To assess effects of contracting out governmental clinical health services to non-governmental service provider/s, on (i) utilisation of clinical health services; (ii) improvement in population health outcomes; (iii) improvement in equity of utilisation of these services; (iv) costs and cost-effectiveness of delivering the services; and (v) improvement in health systems performance.
We searched CENTRAL, MEDLINE, Embase, NHS Economic Evaluation Database, EconLit, ProQuest, and Global Health on 07 April 2017, along with two trials registers - ClinicalTrials.gov and the International Clinical Trials Registry Platform - on 17 November 2017.
Individually randomised and cluster-randomised trials, controlled before-after studies, interrupted time series, and repeated measures studies, comparing government-delivered clinical health services versus those contracted out to NGPs, or comparing different models of non-governmental-delivered clinical health services.
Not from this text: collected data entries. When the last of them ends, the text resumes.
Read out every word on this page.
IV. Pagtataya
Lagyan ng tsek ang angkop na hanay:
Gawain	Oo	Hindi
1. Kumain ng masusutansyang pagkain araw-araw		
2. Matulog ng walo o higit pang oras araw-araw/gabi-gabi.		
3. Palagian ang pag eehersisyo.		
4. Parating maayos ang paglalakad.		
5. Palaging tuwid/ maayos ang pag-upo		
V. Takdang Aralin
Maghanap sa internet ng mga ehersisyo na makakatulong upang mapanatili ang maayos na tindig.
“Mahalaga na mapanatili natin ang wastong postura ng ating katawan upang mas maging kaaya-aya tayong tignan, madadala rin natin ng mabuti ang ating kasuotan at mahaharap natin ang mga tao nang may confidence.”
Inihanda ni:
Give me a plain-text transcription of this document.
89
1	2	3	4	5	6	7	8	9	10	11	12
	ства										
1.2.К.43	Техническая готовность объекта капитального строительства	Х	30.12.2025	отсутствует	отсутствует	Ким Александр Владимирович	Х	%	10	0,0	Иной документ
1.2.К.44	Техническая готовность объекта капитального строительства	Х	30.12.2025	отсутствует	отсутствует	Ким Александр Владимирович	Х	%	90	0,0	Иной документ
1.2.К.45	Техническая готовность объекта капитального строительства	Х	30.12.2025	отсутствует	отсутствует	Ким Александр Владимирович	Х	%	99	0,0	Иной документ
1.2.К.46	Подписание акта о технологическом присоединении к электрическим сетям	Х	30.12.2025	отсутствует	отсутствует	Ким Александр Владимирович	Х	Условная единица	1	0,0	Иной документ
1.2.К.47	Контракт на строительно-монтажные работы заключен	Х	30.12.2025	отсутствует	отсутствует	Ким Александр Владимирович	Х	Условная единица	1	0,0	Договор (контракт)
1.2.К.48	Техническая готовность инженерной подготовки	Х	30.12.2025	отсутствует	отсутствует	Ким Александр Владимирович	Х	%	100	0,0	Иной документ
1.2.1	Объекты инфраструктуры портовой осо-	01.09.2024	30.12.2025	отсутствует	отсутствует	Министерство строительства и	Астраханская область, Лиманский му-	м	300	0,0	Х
Two authors independently screened all records, extracted data from the included studies and assessed the risk of bias. We calculated the net effect for all outcomes. A positive value favours the intervention whilst a negative value favours the control. Effect estimates are presented with 95% confidence intervals. We used the Grading of Recommendations Assessment, Development and Evaluation (GRADE) approach to assess the certainty of the evidence and we prepared a Summary of Findings table.
We included two studies, a cluster-randomised trial conducted in Cambodia, and a controlled before-after study conducted in Guatemala. Both studies reported that contracting out over 12 months probably makes little or no difference in (i) immunisation uptake of children 12 to 24 months old (moderate-certainty evidence), (ii) the number of women who had more than two antenatal care visits (moderate-certainty evidence), and (iii) female use of contraceptives (moderate-certainty evidence).
The Cambodia trial reported that contracting out may make little or no difference in the mortality over 12 months of children younger than one year of age (net effect = -4.3%, intervention effect P = 0.36, clustered standard error (SE) = 3.0%; low-certainty evidence), nor to the incidence of childhood diarrhoea (net effect = -16.2%, intervention effect P = 0.07, clustered SE = 19.0%; low-certainty evidence). The Cambodia study found that contracting out probably reduces individual out-of-pocket spending over 12 months on curative care (net effect = $ -19.25 (2003 USD), intervention effect P = 0.01, clustered SE = $ 5.12; moderate-certainty evidence). The included studies did not report equity in the use of clinical health services and in adverse effects.